L’Unione europea esprime una valutazione nel complesso positiva sulla proposta di riforma delle concessioni demaniali marittime approvata la scorsa settimana dal governo Draghi, ma mantiene alcune riserve sulle forme di preferenza ai concessionari uscenti in fase di gara. Lo ha affermato ieri la portavoce della Commissione europea per il mercato interno Sonya Gospodinova (nella foto), rispondendo alla domanda di un giornalista che le ha chiesto di commentare la bozza di emendamento elaborata martedì scorso dal consiglio dei ministri.

«La Commissione Ue segue da vicino gli ultimi sviluppi legislativi in Italia sulla riforma dell’attuale sistema delle concessioni balneari, oggetto di una procedura comunitaria d’infrazione pendente», ha detto Gospodinova. «Sulla base delle informazioni finora disponibili riguardo al disegno di legge approvato dal governo italiano il 15 febbraio scorso, vediamo alcuni segnali incoraggianti che vanno nella giusta direzione; per esempio il fatto che le concessioni saranno aggiudicate tramite gare a partire dal 2024, che vengono proposte delle tariffe eque, che si prevedono investimenti per la salvaguardia dell’ambiente costiero e marino e per la qualità del servizio per tutti. Tuttavia, dovremo analizzare il contenuto preciso del disegno di legge. Siamo in contatto con le autorità competenti in attesa del testo legislativo finale che sarà adottato e del calendario previsto per la riforma. Ci riserviamo ulteriori osservazioni in attesa dei necessari chiarimenti al riguardo».

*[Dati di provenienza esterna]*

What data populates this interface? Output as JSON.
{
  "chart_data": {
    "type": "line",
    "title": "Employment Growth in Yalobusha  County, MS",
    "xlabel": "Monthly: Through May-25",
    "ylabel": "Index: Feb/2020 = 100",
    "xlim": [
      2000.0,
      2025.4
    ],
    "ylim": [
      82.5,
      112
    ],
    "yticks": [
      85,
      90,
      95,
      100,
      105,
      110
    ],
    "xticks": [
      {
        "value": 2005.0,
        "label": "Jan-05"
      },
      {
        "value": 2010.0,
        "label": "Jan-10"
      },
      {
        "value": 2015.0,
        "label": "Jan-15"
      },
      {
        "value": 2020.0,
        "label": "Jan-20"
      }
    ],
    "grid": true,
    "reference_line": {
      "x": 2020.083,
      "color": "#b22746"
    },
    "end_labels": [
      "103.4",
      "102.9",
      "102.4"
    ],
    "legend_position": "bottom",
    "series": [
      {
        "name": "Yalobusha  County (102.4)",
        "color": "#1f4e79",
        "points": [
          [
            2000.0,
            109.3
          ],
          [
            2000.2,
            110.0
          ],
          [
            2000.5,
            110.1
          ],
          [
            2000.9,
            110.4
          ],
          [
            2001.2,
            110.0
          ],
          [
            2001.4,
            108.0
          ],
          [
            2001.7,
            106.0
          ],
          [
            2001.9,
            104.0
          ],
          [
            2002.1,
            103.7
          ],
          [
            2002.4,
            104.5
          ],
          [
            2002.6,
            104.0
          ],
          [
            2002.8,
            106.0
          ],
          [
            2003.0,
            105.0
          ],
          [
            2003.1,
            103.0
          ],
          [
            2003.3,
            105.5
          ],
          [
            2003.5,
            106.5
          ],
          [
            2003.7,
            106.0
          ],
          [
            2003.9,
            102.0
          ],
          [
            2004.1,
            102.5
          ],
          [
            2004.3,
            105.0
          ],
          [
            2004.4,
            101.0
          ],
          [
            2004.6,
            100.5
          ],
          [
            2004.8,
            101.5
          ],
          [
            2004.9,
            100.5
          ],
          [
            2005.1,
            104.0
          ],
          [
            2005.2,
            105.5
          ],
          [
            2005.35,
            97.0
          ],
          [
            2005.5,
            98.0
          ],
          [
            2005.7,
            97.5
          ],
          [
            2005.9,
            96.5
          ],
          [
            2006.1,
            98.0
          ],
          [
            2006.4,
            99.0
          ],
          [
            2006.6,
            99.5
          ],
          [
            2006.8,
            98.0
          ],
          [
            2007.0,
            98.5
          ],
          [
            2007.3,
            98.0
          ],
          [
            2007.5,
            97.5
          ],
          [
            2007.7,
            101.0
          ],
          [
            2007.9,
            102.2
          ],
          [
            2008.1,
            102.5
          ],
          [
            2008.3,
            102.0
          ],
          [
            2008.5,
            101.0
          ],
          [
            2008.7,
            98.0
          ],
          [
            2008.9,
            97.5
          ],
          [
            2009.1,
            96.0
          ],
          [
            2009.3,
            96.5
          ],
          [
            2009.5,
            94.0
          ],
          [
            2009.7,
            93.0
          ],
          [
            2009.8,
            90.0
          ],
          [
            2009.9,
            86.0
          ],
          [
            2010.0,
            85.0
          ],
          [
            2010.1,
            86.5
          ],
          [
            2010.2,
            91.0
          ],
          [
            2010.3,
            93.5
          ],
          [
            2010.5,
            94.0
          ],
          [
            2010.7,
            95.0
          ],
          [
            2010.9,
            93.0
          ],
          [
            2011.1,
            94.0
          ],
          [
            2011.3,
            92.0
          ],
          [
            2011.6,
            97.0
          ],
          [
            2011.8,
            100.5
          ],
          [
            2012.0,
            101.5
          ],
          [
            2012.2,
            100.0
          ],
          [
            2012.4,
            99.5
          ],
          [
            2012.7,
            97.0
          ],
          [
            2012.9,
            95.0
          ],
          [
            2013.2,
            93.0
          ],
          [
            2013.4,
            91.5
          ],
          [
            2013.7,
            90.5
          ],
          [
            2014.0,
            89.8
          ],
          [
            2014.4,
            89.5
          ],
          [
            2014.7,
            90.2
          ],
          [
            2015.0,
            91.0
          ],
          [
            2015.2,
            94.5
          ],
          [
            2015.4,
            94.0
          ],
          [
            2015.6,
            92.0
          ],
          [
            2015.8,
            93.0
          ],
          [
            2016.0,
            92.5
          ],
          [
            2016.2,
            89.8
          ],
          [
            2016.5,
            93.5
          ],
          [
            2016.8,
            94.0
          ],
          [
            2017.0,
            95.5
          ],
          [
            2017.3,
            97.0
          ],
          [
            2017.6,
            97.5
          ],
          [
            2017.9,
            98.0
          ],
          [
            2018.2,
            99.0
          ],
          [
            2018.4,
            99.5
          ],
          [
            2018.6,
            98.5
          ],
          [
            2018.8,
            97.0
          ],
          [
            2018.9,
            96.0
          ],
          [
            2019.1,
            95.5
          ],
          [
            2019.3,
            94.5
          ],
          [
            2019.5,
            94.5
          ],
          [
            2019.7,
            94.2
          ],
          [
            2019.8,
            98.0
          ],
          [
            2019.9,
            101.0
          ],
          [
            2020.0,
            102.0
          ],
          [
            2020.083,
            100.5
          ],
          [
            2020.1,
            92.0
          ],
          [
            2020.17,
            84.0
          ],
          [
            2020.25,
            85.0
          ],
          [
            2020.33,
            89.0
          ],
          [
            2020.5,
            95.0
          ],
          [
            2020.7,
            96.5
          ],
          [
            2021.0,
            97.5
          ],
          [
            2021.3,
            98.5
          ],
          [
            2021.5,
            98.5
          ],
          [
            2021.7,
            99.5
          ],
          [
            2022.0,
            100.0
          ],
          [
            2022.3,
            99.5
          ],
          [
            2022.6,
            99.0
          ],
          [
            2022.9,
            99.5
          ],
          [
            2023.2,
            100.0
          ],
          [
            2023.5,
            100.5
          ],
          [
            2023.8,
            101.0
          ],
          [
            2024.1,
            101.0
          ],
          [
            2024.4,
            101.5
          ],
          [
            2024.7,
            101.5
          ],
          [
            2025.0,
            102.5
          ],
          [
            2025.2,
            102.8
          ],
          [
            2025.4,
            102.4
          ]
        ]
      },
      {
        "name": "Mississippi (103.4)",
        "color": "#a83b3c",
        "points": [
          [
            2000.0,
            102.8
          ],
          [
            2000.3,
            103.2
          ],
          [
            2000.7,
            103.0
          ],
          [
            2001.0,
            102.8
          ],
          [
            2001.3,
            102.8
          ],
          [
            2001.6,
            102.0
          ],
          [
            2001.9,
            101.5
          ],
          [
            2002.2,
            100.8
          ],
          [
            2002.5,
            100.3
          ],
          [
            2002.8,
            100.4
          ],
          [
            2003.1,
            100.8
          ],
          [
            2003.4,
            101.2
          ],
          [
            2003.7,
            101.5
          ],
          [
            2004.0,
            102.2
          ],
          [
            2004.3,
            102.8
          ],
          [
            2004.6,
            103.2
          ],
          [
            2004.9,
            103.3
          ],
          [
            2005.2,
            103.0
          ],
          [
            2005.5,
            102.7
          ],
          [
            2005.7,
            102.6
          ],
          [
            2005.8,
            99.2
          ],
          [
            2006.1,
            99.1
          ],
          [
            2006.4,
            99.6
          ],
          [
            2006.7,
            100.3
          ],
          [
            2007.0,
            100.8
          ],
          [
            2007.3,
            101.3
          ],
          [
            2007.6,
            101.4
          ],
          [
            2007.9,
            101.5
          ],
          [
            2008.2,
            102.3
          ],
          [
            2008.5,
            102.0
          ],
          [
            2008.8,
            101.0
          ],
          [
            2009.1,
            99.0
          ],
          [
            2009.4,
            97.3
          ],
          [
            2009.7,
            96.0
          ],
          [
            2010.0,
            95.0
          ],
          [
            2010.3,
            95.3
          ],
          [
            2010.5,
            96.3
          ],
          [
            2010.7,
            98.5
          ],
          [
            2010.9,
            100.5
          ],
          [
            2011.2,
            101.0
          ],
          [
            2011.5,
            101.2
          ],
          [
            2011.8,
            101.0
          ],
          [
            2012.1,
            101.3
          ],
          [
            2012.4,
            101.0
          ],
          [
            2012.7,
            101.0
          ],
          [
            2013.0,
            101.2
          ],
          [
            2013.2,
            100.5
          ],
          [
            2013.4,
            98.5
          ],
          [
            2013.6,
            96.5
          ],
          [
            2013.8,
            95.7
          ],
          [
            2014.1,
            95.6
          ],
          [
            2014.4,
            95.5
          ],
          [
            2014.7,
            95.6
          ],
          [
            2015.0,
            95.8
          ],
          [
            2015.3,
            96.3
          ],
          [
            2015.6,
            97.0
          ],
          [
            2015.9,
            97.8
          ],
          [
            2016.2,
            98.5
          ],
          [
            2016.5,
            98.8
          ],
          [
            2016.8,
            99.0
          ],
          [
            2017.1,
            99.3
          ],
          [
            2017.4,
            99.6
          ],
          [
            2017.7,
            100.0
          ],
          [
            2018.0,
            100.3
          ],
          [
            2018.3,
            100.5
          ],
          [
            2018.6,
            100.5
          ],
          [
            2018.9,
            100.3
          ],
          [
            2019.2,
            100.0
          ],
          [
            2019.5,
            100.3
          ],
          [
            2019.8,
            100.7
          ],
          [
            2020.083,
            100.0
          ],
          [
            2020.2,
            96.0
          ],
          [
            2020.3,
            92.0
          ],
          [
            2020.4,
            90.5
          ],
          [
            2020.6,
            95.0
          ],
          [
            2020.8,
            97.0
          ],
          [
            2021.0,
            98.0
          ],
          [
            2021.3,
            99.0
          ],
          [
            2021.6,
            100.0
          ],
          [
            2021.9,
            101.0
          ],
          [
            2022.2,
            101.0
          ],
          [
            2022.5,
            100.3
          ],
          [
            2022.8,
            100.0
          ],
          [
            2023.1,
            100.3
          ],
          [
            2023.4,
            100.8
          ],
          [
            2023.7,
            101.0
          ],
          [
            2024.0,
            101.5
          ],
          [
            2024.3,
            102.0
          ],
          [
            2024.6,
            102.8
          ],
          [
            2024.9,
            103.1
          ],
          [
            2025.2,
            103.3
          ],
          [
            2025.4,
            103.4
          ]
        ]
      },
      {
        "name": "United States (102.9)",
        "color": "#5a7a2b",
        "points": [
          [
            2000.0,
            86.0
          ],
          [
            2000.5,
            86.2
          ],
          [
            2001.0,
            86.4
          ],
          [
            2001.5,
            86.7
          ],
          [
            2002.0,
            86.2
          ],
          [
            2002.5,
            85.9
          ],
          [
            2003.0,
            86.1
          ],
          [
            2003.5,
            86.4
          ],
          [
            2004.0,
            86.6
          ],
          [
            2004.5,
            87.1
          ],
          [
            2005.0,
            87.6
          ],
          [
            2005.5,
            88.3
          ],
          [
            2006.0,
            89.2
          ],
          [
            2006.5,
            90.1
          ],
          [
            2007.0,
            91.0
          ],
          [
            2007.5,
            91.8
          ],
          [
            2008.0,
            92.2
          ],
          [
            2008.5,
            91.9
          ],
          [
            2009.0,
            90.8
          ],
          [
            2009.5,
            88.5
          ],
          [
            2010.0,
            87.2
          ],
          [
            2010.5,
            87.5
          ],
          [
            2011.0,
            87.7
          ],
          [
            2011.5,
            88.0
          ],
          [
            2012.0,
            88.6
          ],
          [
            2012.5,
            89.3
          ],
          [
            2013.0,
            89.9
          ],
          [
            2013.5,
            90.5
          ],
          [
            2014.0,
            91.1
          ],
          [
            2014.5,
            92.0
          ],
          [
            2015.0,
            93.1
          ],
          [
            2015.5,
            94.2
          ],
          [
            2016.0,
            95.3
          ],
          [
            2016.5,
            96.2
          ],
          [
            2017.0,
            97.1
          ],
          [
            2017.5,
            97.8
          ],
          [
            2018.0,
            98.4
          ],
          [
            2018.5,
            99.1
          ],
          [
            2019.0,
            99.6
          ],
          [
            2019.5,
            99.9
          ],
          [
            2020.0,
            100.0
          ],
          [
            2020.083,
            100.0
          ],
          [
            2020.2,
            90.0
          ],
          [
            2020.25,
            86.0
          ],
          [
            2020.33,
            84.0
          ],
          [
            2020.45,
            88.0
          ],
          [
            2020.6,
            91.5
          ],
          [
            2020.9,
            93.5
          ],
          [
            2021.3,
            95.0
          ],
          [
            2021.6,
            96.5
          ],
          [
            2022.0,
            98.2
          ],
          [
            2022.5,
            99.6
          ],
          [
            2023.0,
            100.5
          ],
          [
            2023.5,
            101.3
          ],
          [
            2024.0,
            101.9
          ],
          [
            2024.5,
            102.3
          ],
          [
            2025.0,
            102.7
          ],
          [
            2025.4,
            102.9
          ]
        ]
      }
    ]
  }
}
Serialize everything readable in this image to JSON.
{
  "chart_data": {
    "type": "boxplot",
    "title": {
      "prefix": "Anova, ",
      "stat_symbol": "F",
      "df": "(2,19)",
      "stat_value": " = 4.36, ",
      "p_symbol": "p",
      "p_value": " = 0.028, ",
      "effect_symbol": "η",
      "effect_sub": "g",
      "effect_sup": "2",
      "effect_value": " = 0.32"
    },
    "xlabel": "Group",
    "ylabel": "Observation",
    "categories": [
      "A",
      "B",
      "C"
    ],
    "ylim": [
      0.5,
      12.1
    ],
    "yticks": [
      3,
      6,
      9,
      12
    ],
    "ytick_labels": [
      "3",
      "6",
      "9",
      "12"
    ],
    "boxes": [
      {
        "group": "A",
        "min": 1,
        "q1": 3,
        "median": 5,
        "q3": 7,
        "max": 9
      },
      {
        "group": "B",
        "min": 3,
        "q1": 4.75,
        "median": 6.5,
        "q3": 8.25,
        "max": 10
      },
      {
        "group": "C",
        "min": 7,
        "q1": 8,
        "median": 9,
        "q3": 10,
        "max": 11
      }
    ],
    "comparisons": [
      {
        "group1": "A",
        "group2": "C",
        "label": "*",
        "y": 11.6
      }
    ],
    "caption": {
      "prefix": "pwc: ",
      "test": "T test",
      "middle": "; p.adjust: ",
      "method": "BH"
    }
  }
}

In particolare, ha fatto trapelare la portavoce, la Commissione europea non gradirebbe i vantaggi riconosciuti agli attuali concessionari, come il riconoscimento della professionalità e gli indennizzi a carico dei nuovi gestori, contenuti nella bozza di riforma. «La normativa Ue – ha rilevato infatti Gospodinova – richiede che le norme nazionali garantiscano la parità di trattamento dei fornitori di servizi, promuovano l’innovazione e la concorrenza leale e proteggano dal rischio di monopolizzazione delle risorse pubbliche: un obiettivo che va a beneficio dei consumatori e delle imprese. È chiaro che i cittadini e le imprese hanno diritto a una procedura trasparente, imparziale e aperta nelle decisioni su quali attività commerciali debbano poter beneficiare delle concessioni assegnate per utilizzare il suolo pubblico, in questo caso le spiagge, per offrire i propri servizi».

«Il comparto del turismo balneare è di notevole importanza per l’economia europea», ha ricordato poi la portavoce della Commissione. «L’impatto negativo della pandemia sul settore turistico rende gli investimenti e l’innovazione in questo comparto ancora più importanti. Le legislazioni nazionali dovrebbero promuovere la modernizzazione del settore. Trasparenza e concorrenza leale stimolano investimenti e innovazione sia per i concessionari esistenti che per i nuovi operatori».

Riguardo la presunta disparità di trattamento rispetto ad altri paesi come Spagna e Portogallo, più volte rimarcata dai rappresentanti degli imprenditori balneari italiani, la Gospodinova ha infine reso noto che «la Commissione sta conducendo analisi e discussioni approfondite con le autorità competenti».